Anfangs war hier von 578 Anordnungen die Rede, von denen 368 in die Tat umgesetzt worden seien. Die meisten Quellen-TKÜs sollten in Mecklenburg-Vorpommern und Niedersachsen durchgeführt worden sein. "Die Landesjustizverwaltungen haben ihre dem BfJ übermittelten Daten aktuell überprüft", begründet das Amt die massiven Abweichungen.

Laut der neuen Statistik hatten zehn Bundesländer und der Generalbundesanwalt zunächst falsche Angaben bei der Abfrage der Zahlen durch das BfJ gemacht. Justizmitarbeiter sollen "Kreuzchen/Häkchen versehentlich falsch gesetzt" und die Bögen offenbar missinterpretiert haben, hatte es im Januar bereits geheißen. Insgesamt ordneten Richter 2019 bundesweit den Korrekturen zufolge nicht in 5252, sondern in 5234 Verfahren Überwachungen der Telekommunikation nach Paragraf 100a StPO an. Es bleibt dabei, dass sich rund 40 Prozent der Genehmigungen auf Drogendelikte beziehen.

Eine Online-Durchsuchung, bei der die Fahnder auch Festplatten inspizieren dürfen, genehmigten Richter laut der ebenfalls geänderten Übersicht in 21 Verfahren 33-mal. Tatsächlich durchgeführt wurden die Maßnahmen nach wie vor in 12 Fällen.
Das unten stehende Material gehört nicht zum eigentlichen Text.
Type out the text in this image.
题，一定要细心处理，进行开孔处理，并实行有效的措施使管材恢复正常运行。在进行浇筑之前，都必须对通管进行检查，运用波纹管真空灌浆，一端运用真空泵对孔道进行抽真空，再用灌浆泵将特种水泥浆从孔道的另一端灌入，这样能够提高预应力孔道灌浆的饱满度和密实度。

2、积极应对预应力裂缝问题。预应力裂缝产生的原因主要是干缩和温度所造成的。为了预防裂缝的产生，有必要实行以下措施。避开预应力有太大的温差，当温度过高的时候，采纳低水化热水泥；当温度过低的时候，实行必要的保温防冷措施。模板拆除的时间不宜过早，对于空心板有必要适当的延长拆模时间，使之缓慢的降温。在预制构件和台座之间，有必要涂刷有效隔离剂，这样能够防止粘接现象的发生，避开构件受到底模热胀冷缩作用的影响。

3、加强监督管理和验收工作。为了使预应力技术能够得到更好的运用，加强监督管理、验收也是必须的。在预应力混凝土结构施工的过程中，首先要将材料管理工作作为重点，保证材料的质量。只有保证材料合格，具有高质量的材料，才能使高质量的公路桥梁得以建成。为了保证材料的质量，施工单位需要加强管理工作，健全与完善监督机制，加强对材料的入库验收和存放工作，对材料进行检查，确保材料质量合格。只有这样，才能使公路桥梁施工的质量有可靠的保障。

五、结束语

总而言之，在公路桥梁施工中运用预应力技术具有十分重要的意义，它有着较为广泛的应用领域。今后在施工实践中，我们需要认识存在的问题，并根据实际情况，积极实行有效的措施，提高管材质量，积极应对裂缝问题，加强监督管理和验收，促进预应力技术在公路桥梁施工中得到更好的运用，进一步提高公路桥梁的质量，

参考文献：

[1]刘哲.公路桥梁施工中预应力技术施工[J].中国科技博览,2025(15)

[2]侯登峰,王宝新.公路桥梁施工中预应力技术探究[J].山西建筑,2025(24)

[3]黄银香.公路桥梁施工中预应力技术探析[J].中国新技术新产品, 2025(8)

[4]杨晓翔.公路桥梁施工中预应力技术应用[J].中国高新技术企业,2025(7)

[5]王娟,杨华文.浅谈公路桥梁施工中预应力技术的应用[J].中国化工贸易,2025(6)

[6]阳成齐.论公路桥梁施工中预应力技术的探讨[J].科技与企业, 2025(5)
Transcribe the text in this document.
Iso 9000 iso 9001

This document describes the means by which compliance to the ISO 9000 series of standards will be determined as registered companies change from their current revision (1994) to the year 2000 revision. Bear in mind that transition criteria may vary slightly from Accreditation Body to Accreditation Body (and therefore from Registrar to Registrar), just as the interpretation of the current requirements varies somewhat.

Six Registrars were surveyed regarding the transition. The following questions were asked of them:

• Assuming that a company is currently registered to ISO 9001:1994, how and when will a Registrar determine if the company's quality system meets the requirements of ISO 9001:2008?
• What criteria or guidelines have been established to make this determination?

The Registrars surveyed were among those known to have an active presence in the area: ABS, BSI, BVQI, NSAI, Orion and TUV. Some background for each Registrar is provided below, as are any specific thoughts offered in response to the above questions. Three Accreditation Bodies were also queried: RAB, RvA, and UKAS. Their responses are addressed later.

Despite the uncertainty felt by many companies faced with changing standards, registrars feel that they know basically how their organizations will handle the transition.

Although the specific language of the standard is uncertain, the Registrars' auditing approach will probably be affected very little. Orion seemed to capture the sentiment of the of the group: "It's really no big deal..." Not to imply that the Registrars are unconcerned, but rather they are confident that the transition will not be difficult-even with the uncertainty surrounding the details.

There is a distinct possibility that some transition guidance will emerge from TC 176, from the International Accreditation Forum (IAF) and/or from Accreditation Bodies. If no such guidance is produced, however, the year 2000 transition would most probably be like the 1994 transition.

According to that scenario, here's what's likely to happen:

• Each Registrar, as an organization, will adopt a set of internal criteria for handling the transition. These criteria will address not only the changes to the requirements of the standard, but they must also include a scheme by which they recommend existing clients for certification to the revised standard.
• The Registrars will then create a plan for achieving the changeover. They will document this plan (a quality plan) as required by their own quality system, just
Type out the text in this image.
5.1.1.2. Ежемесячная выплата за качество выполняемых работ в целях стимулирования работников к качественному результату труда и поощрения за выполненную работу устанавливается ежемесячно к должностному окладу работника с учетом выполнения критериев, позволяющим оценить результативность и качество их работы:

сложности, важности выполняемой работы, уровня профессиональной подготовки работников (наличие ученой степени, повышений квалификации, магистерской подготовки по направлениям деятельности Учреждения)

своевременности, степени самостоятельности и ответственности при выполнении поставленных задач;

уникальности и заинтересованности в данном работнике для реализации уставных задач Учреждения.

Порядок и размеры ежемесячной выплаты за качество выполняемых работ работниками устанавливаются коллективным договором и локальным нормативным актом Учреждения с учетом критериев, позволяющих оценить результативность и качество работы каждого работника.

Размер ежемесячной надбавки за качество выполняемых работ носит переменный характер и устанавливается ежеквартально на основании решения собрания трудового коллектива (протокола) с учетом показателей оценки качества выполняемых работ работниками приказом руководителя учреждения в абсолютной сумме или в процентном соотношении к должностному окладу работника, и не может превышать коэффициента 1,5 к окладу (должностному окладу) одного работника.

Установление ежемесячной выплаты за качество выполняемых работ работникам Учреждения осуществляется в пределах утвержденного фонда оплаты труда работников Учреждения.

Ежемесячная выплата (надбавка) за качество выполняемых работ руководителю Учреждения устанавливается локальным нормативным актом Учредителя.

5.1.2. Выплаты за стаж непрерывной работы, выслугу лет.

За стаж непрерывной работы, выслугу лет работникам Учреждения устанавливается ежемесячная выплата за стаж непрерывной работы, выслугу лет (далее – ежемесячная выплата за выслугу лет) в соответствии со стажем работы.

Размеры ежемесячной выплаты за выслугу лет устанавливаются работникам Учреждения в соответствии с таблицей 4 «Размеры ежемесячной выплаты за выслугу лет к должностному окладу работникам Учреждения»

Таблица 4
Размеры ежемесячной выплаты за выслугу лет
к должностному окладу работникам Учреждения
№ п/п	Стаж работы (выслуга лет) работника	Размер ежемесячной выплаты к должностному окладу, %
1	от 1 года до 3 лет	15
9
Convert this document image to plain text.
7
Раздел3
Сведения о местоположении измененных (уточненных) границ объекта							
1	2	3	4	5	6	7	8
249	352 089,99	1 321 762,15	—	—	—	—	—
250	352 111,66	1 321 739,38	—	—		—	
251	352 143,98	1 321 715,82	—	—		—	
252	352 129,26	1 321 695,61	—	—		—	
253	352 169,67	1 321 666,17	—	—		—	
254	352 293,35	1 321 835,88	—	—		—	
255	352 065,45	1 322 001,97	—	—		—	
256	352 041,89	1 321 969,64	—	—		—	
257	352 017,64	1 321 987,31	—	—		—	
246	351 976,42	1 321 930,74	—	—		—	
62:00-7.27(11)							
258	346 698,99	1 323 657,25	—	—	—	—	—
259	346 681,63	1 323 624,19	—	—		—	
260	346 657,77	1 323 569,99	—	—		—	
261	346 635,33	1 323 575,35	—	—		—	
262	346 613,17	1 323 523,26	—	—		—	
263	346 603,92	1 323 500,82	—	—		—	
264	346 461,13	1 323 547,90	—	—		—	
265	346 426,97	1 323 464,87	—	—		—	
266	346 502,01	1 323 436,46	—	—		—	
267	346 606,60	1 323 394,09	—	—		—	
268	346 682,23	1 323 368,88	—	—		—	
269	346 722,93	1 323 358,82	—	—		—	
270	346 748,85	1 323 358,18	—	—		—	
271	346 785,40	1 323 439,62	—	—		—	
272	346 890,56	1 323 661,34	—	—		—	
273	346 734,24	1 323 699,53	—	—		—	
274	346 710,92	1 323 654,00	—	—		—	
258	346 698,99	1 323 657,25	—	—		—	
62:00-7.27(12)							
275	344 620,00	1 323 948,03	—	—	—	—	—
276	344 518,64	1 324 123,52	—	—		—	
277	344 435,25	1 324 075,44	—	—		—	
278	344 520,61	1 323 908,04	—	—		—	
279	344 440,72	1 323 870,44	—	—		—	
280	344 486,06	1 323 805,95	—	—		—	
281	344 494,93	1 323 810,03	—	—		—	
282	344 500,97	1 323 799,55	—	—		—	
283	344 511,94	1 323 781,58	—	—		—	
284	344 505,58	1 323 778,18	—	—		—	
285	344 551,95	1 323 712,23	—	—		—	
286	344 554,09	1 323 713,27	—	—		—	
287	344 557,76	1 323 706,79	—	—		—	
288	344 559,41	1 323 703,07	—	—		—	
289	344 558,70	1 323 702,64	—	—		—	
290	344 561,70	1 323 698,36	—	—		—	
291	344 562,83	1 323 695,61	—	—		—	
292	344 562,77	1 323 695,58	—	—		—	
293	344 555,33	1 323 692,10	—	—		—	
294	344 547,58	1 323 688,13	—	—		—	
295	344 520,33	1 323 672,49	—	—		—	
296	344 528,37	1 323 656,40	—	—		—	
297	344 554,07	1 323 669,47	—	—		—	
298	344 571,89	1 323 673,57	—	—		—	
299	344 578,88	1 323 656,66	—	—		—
Ein Verfahren beim Generalbundesanwalt ist hier dazugekommen, die Überwachung ließ sich aber letztlich nicht durchführen. Die Anordnungen drehen sich vor allem um räuberische Erpressung und Verstöße gegen das Betäubungsmittelgesetz.

Gegen die bestehenden Kompetenzen für Strafverfolger, Staatstrojaner zu verwenden, laufen aufgrund der dafür erforderlichen allgemeinen IT-Sicherheitslücken diverse Verfassungsbeschwerden. Die große Koalition weitet die einschlägigen Befugnisse trotzdem ständig weiter aus, Ende 2019 etwa auf Zollfahnder.

Künftig soll die Bundespolizei die Computerwanzen sogar präventiv einsetzen dürfen gegen Personen, die noch gar keine Straftat begangen haben und bei denen bislang kein Tatverdacht vorliegt. Dies geht aus einem Gesetzentwurf der Regierungsfraktionen von CDU/CSU und SPD hervor, über den der Bundestag vorige Woche in 1. Lesung kontrovers debattierte. Die SPD-Vorsitzende Saskia Esken kündigte gegenüber Netzpolitik.org an, diesen Ansatz nicht mittragen zu wollen. Umstritten ist bei dem Vorhaben ferner noch, ob die Fahnder bei einer Quellen-TKÜ auch auf gespeicherte Nachrichten zugreifen dürfen.